VG Lüneburg: Der Hinweis „ohne Kristallzucker“ auf Limonade ist irreführend, wenn anderer Zucker enthalten ist

veröffentlicht am 19. März 2013

VG Lüneburg, Urteil vom 28.02.2013, Az. 6 A 62/11

Das VG Lüneburg hat entschieden, dass der Hinweis „ohne Kristallzucker“ auf einem Getränk nicht verwendet werden darf, wenn anderer Zucker (z.B. Fruchtzucker, Traubenzucker) enthalten ist. Der Verbraucher gehe bei der Werbung „ohne Kristallzucker“ davon aus, dass gar kein Zucker enthalten sei und werde daher in die Irre geführt. Zum Text der Pressemitteilung:

„Ein Getränk darf nicht mit dem Hinweis „ohne Kristallzucker“ werben, wenn das Produkt mit „Traubensüße“, die Fruchtzucker und Traubenzucker enthält, gesüßt worden ist. Dies hat das Verwaltungsgericht Lüneburg entschieden (Urteil vom 28.2.2013, Aktenz: 6 A 62/11).

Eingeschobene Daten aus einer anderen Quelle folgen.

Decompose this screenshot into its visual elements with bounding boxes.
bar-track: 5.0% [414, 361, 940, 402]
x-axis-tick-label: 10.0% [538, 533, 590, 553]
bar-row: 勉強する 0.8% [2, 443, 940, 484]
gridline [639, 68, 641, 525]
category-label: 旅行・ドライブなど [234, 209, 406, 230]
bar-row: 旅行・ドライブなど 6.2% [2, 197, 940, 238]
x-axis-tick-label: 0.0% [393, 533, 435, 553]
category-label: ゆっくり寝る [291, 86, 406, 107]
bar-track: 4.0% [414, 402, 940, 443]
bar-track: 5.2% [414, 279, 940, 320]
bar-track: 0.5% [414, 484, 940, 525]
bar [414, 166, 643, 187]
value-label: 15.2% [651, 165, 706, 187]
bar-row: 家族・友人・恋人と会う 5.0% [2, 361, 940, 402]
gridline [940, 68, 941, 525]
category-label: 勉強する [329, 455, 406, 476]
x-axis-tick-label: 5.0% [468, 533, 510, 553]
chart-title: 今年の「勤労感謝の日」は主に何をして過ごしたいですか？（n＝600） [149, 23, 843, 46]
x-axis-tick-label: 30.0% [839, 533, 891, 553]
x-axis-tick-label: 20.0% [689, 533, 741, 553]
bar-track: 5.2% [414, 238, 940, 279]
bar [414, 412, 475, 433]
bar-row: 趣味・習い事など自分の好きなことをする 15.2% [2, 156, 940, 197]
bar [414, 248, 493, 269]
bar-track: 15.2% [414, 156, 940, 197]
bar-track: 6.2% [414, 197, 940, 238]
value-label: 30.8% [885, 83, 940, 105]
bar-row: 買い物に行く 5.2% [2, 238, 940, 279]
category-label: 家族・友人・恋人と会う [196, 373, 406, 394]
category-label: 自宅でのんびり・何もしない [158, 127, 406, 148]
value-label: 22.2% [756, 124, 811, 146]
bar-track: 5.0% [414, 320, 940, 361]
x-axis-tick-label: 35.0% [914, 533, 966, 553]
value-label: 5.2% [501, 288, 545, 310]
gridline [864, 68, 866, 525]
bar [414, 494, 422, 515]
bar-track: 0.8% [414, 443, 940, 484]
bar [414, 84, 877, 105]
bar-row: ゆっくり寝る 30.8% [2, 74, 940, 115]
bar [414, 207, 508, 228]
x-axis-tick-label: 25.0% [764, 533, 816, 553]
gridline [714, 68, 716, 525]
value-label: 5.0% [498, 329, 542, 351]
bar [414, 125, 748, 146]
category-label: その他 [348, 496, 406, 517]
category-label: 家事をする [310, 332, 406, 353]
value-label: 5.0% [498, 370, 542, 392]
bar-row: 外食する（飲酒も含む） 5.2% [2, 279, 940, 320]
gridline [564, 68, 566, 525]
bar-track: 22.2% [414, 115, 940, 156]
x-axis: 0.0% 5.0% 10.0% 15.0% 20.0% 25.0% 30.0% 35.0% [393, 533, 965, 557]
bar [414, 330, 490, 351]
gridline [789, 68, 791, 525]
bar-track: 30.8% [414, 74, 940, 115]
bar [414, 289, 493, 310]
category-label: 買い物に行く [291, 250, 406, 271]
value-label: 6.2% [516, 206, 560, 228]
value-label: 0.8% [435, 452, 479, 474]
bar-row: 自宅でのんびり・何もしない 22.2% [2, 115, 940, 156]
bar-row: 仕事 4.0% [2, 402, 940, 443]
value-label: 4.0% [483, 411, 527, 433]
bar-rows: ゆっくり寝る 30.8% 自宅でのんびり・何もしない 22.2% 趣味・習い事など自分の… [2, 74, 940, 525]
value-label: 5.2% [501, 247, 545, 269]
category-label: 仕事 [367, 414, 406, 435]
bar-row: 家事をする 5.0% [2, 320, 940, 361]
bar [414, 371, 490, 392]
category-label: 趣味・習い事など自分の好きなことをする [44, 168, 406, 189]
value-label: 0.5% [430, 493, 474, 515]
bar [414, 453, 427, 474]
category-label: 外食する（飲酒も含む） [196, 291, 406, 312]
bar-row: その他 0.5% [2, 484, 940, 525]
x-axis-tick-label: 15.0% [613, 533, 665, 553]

Ein Hersteller von Erfrischungsgetränken wirbt auf dem Etikett mit dem Hinweis: „Ohne Kristallzuckerzusatz (sondern mit feiner, aus der Traube gewonnener Süße)“. Der zuständige Landkreis forderte, die Angabe „ohne Kristallzuckerzusatz“ vom Etikett zu entfernen, weil das Getränk mit Traubensüße gesüßt werde und der Hinweis auf dem Etikett deshalb unzulässig sei.

Der Getränkehersteller hat gegen die Forderung des Landkreises Klage erhoben, weil die Angabe „ohne Kristallzuckerzusatz“ eine bloße Beschaffenheitsangabe sei und auf dem Etikett weder behauptet werde, dass die Limonade zuckerarm oder zuckerfrei sei, noch behauptet werde, dass das Getränk überhaupt nicht gesüßt worden sei.

Das Verwaltungsgericht hat die Klage abgewiesen. Es ist der Ansicht: Zunehmend werden Lebensmittel mit nährwert- und gesundheitsbezogenen Angaben gekennzeichnet, und es wird mit diesen Angaben für sie Werbung gemacht. Um dem Verbraucher ein hohes Schutzniveau zu gewährleisten, müssen die im Handel befindlichen Produkte sicher sein und eine angemessene Kennzeichnung aufweisen. Nach einer europäischen Verordnung vom Dezember 2006 darf mit der Bezeichnung „ohne Zuckerzusatz“ oder anderen Angaben, die für den Verbraucher dieselbe Bedeutung haben, nur dann geworben werden, wenn das Produkt keinen Zucker „oder irgendein anderes wegen seiner süßenden Wirkung verwendetes Lebensmittel“ enthält. Bei einer Bezeichnung „ohne Kristallzuckerzusatz“ geht die Verbrauchervorstellung und die maßgebliche Verkehrserwartung der Allgemeinheit davon aus, dass dem Produkt kein Zucker zugesetzt worden ist. Enthält das Produkt jedoch „aus der Traube gewonnene Süße“, so ist dies ein süßendes Lebensmittel, sodass der Zusatz aufgrund des Europarechtes nicht verwendet werden darf. Denn die „Traubensüße“ besteht im Wesentlichen aus Wasser, Fruchtzucker und Traubenzucker und wird zur Süßung von Lebensmitteln wie Joghurt oder Limonade verwendet. Fallen damit die Werbeaussage über das Getränk und die legitime schützenswerte Vorstellung der Verbraucher über den Inhalt der Werbeaussage auseinander, handelt es sich um eine irreführende Bezeichnung der Aussage, die unzulässig ist. Auch nach dem deutschen Lebensmittelrecht ist es verboten, Lebensmittel unter irreführender Bezeichnung, Angabe oder Aufmachung in den Verkehr zu bringen oder im Einzelfall mit irreführenden Darstellungen oder sonstigen Aussagen zu werben.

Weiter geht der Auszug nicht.